Communiqué de presse - 2013-324 QPC

Décision n° 2013-324 QPC du 21 juin 2013 - Mme Micheline L. [Droits du conjoint survivant pour l'attribution de la pension militaire d'invalidité]

Le Conseil constitutionnel a été saisi le 8 avril 2013 par le Conseil d'État d'une question prioritaire de constitutionnalité posée par Mme Micheline L. Cette question était relative à la conformité aux droits et libertés que la Constitution garantit de l'article L. 43 du code des pensions militaires d'invalidité et des victimes de la guerre (CPMIVG).

L'article L. 43 du CPMIVG fixe les conditions dans lesquelles, en cas de décès d'un militaire, le conjoint survivant peut bénéficier d'une pension militaire d'invalidité. Le conjoint divorcé au moment du décès est exclu du bénéfice de la pension.

La requérante soutenait, qu'en réservant au conjoint survivant le bénéfice de la pension militaire d'invalidité, à l'exclusion du conjoint divorcé, alors que les articles L. 44 du code des pensions civiles et miliaires de retraite et L. 353-3 du code de la sécurité sociale n'excluent pas les conjoints divorcés du bénéfice des pensions de réversion prévues par ces codes, les dispositions contestées méconnaissaient le principe d'égalité.
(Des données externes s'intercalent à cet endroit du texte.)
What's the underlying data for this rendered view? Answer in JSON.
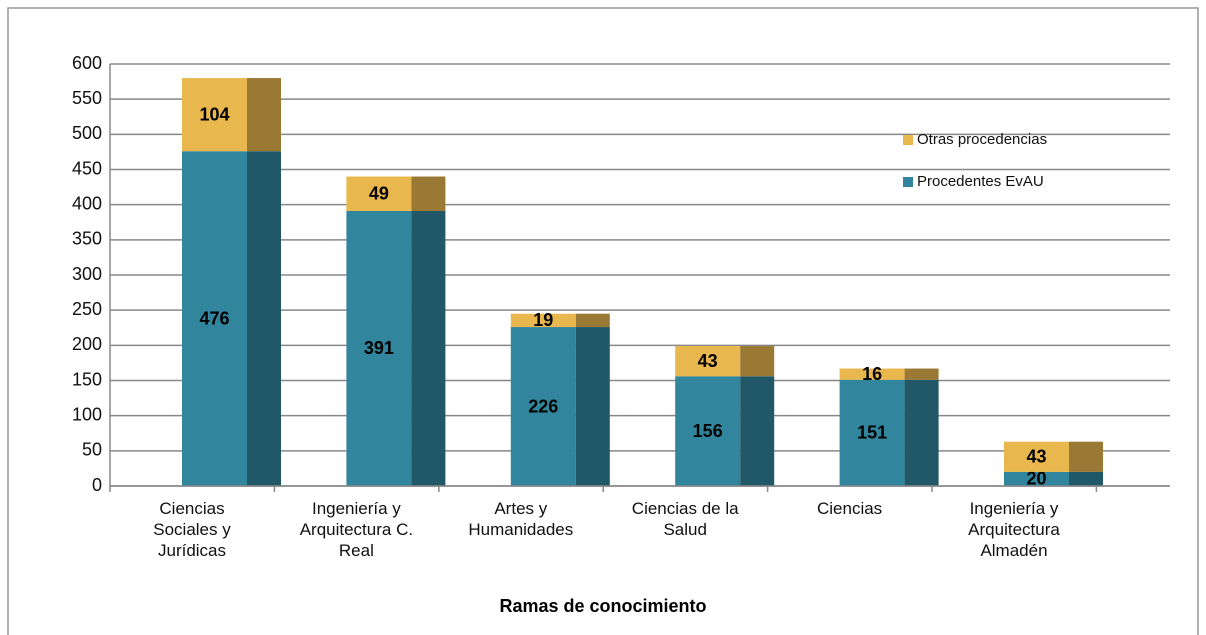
{
  "chart_data": {
    "type": "stacked_bar",
    "categories": [
      "Ciencias Sociales y Jurídicas",
      "Ingeniería y Arquitectura C. Real",
      "Artes y Humanidades",
      "Ciencias de la Salud",
      "Ciencias",
      "Ingeniería y Arquitectura Almadén"
    ],
    "series": [
      {
        "name": "Procedentes EvAU",
        "color": "#31859c",
        "values": [
          476,
          391,
          226,
          156,
          151,
          20
        ]
      },
      {
        "name": "Otras procedencias",
        "color": "#e8b84e",
        "values": [
          104,
          49,
          19,
          43,
          16,
          43
        ]
      }
    ],
    "xlabel": "Ramas de conocimiento",
    "ylim": [
      0,
      600
    ],
    "yticks": [
      0,
      50,
      100,
      150,
      200,
      250,
      300,
      350,
      400,
      450,
      500,
      550,
      600
    ],
    "grid": true,
    "legend": "right"
  }
}
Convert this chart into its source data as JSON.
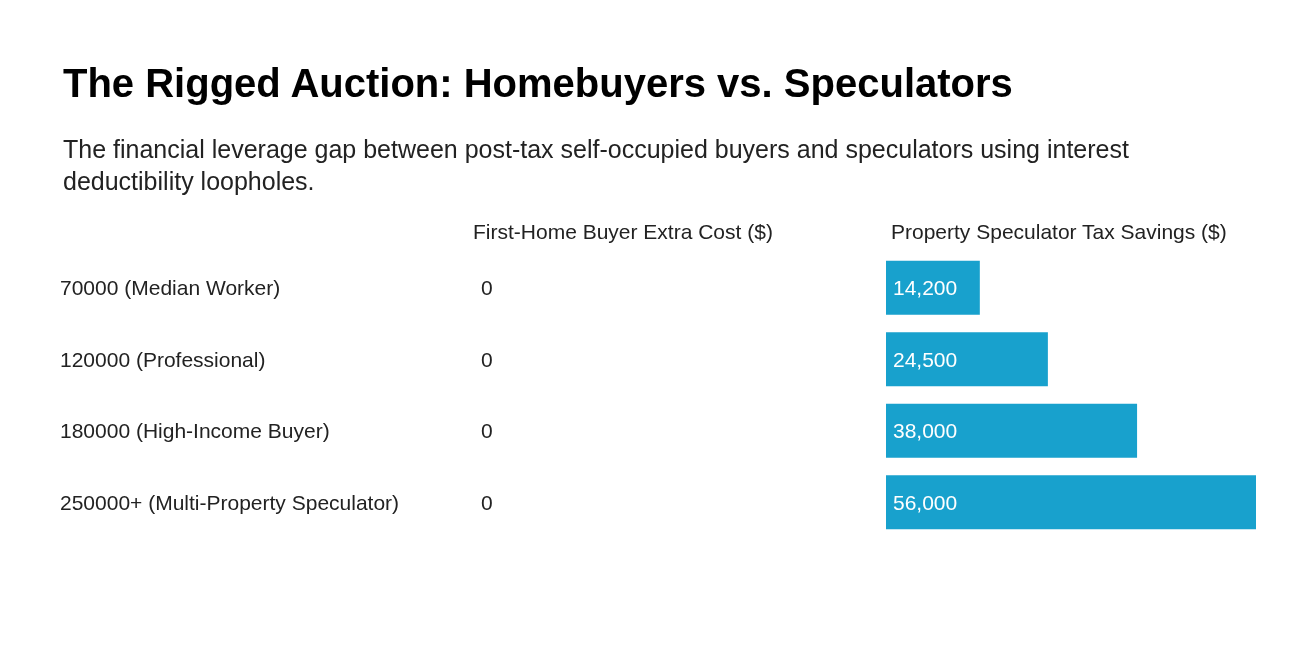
{
  "chart_data": {
    "type": "bar",
    "orientation": "horizontal",
    "title": "The Rigged Auction: Homebuyers vs. Speculators",
    "subtitle": "The financial leverage gap between post-tax self-occupied buyers and speculators using interest deductibility loopholes.",
    "categories": [
      "70000 (Median Worker)",
      "120000 (Professional)",
      "180000 (High-Income Buyer)",
      "250000+ (Multi-Property Speculator)"
    ],
    "series": [
      {
        "name": "First-Home Buyer Extra Cost ($)",
        "values": [
          0,
          0,
          0,
          0
        ],
        "value_labels": [
          "0",
          "0",
          "0",
          "0"
        ]
      },
      {
        "name": "Property Speculator Tax Savings ($)",
        "color": "#18a1cd",
        "values": [
          14200,
          24500,
          38000,
          56000
        ],
        "value_labels": [
          "14,200",
          "24,500",
          "38,000",
          "56,000"
        ]
      }
    ]
  }
}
Le Conseil constitutionnel a écarté ce grief et jugé l'article L. 43 du CPMIVG conforme à la Constitution. Il a relevé que les pensions militaires d'invalidité et des victimes de la guerre n'ont pas le même objet que les pensions de retraite prévues tant par le code des pensions civiles et militaires de retraite que par le code de la sécurité sociale. En effet, les premières ont principalement pour objet d'assurer un droit à réparation et les secondes un revenu de substitution ou d'assistance. Dès lors, en elles-mêmes, les différences entre les régimes d'attribution et de réversion de ces pensions, s'agissant notamment de la désignation de leurs bénéficiaires, ne méconnaissent pas le principe d'égalité. Par ailleurs, le Conseil a jugé que le conjoint survivant et le conjoint divorcé se trouvent dans des situations différentes. Ni le principe d'égalité, ni aucune autre exigence constitutionnelle n'imposent d'octroyer au conjoint divorcé le bénéfice d'une pension accordée au conjoint survivant.